Final answer:
The incontestable clause in life insurance serves to protect beneficiaries from financial loss if an insurer refuses to honor the policy after a certain period. Insurance allows policyholders to financially protect themselves against covered events and can include options for borrowing against policies. Government-mandated insurance seeks to reduce moral hazard and adverse selection in the industry.
Step-by-step explanation:
The primary reason for the incontestable clause in life insurance policies is to provide a level of certainty to the beneficiary. This clause ensures that after a certain period, the insurance company cannot dispute the policy's validity based on misstatements by the insured, except in cases of fraud. It's a form of a money-back guarantee that protects the beneficiaries from financial loss if the insurance company refuses to meet the terms of the policy after the incontestability period has lapsed.

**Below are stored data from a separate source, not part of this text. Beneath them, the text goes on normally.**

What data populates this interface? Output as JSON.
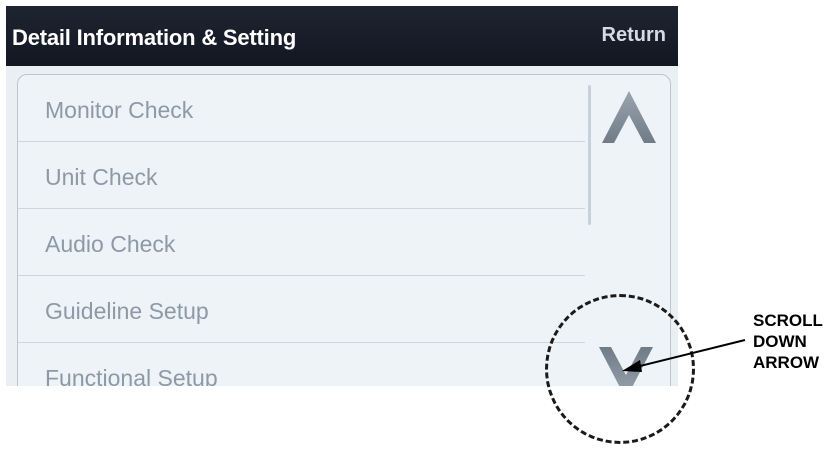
{
  "header": {
    "title": "Detail Information & Setting",
    "return_label": "Return"
  },
  "menu": {
    "items": [
      {
        "label": "Monitor Check"
      },
      {
        "label": "Unit Check"
      },
      {
        "label": "Audio Check"
      },
      {
        "label": "Guideline Setup"
      },
      {
        "label": "Functional Setup"
      }
    ]
  },
  "icons": {
    "scroll_up": "chevron-up-icon",
    "scroll_down": "chevron-down-icon"
  },
  "annotation": {
    "label_lines": [
      "SCROLL",
      "DOWN",
      "ARROW"
    ]
  },
  "colors": {
    "header_bg": "#161b27",
    "item_text": "#8d99a6",
    "arrow": "#7f8b97"
  }
}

Insurance serves as a method to protect individuals from financial loss by having policyholders make regular payments, and in return, the insurer agrees to cover significant financial damages from events included in the policy. This coverage can sometimes include a loan option, whereby policyholders may borrow from the insurance company with the obligation to pay back the loan plus interest. Government regulations can also compel individuals to purchase insurance to spread risk across a larger pool, reducing the moral hazard and avoiding adverse selection, although insurers may not always sell to high-risk individuals.